石綿曝露-四国電力アスベスト中皮腫労災死事件/鈴木意見書参考文献-⑦抄録「石綿関連疾患の肺組織内の石綿含有量」110例の検討

第2部 アスベスト疾患のひろがり
第2章 悪性中皮腫とはどんな病気か
Ⅱ 鈴木康之亮意見書添付資料 Ⅲ「参考文献」翻訳
3 一般人肺切片上における石綿小体の数

⑦抄録「石綿関連疾患の肺組織内の石綿含有量」110例の検討

V.L. Roggli, P.C. Pratt & A.R. Brody
British Journal of Industrial Medicine,43,1986:18-28

石綿曝露に関連した疾患は、石綿肺、悪性中皮腫、肺癌そして壁側胸膜肥厚斑である。この研究で、肺組織の石綿含有量は、これら疾患を呈する症例の群と、非職業性の特発性肺繊維症の数例とで測定された。

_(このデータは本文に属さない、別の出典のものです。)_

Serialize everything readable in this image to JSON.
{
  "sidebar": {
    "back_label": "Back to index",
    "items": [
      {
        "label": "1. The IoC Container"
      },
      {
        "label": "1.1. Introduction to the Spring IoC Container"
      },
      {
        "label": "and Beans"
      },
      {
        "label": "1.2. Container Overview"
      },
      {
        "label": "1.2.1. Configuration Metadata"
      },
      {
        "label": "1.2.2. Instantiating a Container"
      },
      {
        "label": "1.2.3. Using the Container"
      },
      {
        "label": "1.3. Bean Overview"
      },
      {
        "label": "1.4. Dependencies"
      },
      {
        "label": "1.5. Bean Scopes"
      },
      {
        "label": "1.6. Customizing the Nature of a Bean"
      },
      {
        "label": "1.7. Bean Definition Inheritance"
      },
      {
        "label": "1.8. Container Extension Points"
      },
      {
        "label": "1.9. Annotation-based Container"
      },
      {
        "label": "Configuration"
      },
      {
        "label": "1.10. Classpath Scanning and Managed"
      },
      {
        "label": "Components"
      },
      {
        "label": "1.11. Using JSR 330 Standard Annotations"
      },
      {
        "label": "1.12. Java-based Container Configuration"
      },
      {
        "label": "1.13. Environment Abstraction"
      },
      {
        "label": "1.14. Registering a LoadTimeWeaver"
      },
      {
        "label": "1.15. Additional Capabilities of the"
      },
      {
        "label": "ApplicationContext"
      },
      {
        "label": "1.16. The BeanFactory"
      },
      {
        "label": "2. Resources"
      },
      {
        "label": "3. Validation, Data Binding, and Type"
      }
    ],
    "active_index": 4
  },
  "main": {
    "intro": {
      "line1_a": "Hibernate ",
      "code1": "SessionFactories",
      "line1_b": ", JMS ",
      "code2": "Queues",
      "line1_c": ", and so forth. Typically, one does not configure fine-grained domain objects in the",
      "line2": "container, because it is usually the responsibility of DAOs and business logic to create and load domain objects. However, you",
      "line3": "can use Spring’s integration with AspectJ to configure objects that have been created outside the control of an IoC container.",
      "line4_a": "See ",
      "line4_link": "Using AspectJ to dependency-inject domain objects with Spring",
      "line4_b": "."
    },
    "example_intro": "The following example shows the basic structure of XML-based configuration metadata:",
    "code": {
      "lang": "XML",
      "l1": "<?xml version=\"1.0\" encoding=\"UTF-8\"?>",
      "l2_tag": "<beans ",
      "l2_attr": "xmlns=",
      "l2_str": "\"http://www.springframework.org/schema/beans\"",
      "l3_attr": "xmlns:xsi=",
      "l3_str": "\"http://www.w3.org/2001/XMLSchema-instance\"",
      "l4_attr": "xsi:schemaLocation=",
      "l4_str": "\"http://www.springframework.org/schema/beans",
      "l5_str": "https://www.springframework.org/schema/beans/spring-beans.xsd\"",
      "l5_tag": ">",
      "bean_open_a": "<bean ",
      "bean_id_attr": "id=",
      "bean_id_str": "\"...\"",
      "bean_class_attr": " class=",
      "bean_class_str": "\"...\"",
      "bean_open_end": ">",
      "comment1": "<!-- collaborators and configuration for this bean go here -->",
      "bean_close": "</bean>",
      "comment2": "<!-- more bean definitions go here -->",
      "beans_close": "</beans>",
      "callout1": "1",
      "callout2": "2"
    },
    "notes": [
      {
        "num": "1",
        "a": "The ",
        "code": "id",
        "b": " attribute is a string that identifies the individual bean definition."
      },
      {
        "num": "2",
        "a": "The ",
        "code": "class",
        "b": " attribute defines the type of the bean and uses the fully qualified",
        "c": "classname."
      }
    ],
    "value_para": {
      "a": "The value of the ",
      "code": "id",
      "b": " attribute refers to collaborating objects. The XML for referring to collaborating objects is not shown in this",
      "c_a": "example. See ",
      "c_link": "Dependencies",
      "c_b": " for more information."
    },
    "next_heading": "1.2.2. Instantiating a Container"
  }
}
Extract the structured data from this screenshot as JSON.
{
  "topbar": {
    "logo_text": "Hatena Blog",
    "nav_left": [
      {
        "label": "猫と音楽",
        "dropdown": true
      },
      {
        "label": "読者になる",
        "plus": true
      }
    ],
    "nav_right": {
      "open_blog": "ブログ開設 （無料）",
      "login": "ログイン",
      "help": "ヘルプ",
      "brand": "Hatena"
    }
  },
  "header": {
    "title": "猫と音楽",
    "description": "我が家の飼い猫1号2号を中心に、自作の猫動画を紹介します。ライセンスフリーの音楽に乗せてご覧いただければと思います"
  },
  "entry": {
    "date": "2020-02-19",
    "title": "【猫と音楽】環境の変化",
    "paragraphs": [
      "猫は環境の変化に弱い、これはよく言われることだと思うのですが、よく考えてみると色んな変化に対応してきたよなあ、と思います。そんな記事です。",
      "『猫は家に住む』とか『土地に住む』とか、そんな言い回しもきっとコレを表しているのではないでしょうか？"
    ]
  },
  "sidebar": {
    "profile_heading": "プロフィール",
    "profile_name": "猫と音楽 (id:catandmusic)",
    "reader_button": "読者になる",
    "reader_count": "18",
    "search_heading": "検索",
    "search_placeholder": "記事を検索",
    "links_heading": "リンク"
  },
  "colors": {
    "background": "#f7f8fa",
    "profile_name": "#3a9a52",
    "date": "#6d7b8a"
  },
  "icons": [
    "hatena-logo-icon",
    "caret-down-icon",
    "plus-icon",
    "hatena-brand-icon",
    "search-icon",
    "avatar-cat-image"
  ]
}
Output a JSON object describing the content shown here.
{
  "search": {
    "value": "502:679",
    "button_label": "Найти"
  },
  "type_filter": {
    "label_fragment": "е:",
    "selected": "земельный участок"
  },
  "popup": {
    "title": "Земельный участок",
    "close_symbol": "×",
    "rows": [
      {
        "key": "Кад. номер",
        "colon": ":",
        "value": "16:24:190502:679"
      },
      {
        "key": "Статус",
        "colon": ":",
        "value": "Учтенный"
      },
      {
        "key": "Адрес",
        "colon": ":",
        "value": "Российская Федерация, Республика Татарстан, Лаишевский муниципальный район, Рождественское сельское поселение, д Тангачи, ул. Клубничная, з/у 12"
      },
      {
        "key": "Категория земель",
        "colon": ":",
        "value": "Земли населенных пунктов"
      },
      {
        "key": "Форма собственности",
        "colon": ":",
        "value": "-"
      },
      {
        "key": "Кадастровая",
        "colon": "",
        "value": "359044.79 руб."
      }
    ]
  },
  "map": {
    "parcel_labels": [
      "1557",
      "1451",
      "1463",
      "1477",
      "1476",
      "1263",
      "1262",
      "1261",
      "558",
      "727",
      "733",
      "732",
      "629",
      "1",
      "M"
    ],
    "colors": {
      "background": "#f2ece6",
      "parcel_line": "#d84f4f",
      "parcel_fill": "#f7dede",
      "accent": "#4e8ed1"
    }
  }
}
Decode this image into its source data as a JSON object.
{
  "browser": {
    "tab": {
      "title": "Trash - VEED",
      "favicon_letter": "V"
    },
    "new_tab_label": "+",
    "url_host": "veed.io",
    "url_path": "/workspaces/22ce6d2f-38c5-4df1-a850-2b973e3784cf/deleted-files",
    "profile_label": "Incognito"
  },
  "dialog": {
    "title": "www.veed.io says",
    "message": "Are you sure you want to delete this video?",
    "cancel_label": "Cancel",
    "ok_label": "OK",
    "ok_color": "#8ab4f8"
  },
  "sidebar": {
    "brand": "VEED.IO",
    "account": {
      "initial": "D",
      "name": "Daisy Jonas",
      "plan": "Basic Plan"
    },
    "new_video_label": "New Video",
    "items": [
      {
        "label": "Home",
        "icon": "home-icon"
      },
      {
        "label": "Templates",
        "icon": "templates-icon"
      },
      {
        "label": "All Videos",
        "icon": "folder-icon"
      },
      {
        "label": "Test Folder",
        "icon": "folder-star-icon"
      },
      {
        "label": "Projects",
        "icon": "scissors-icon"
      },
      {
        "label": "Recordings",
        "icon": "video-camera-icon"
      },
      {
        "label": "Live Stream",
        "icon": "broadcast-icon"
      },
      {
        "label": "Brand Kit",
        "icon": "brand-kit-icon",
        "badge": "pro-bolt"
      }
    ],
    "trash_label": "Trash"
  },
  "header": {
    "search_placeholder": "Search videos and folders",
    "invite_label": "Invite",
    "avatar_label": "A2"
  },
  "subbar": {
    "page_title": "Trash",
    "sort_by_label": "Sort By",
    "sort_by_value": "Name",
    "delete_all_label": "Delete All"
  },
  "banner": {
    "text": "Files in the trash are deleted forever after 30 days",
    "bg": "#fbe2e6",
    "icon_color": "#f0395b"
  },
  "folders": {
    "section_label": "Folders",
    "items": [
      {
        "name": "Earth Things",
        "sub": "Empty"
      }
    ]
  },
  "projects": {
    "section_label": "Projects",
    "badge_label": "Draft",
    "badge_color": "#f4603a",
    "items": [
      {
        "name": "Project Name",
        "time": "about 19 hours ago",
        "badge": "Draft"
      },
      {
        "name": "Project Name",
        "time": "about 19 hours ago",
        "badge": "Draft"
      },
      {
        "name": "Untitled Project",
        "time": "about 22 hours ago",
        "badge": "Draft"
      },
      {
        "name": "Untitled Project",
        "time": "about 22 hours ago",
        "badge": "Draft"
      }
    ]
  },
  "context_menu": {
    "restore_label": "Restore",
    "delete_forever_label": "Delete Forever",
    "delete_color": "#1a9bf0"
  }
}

石綿曝露の特徴である石綿小体は、実際一般人の誰の肺にも存在し、石綿関連疾患の人では高いレベルにあった。石綿肺の患者で石綿小体数がもっとも多く、その全員が肺湿重量1g当たり2,000本以上の石綿小体を持っていた。石綿小体の含有量がg当たり100,000本かそれ以上の全例が石綿肺である。悪性中皮腫の患者では中等度のレベルで、壁側胸膜肥厚斑の患者で最も低いレベルであった。石綿肺患者の肺の石綿含有量と、特発性肺繊維症の石綿含有量とはオーバーラップしない。肺癌は石綿肺の患者の半分にみられ、組織型の分布は、石綿肺を伴わない肺癌患者と変わらない。肺癌患者の石綿小体含有量には非常に幅があった。対照例は、以前われわれが設定した正常範囲(石綿繊維0-20本/g)におさまっていた。光学顕微鏡で計数した石綿小体数と、走査型電子顕微鏡で計数した非被覆繊維との間に統計学的に有意な(p<0.001)相関が見られた。ヒトの組織から分離された石綿小体の大半は角閃石の鉱石であるという、以前の観察が確認された。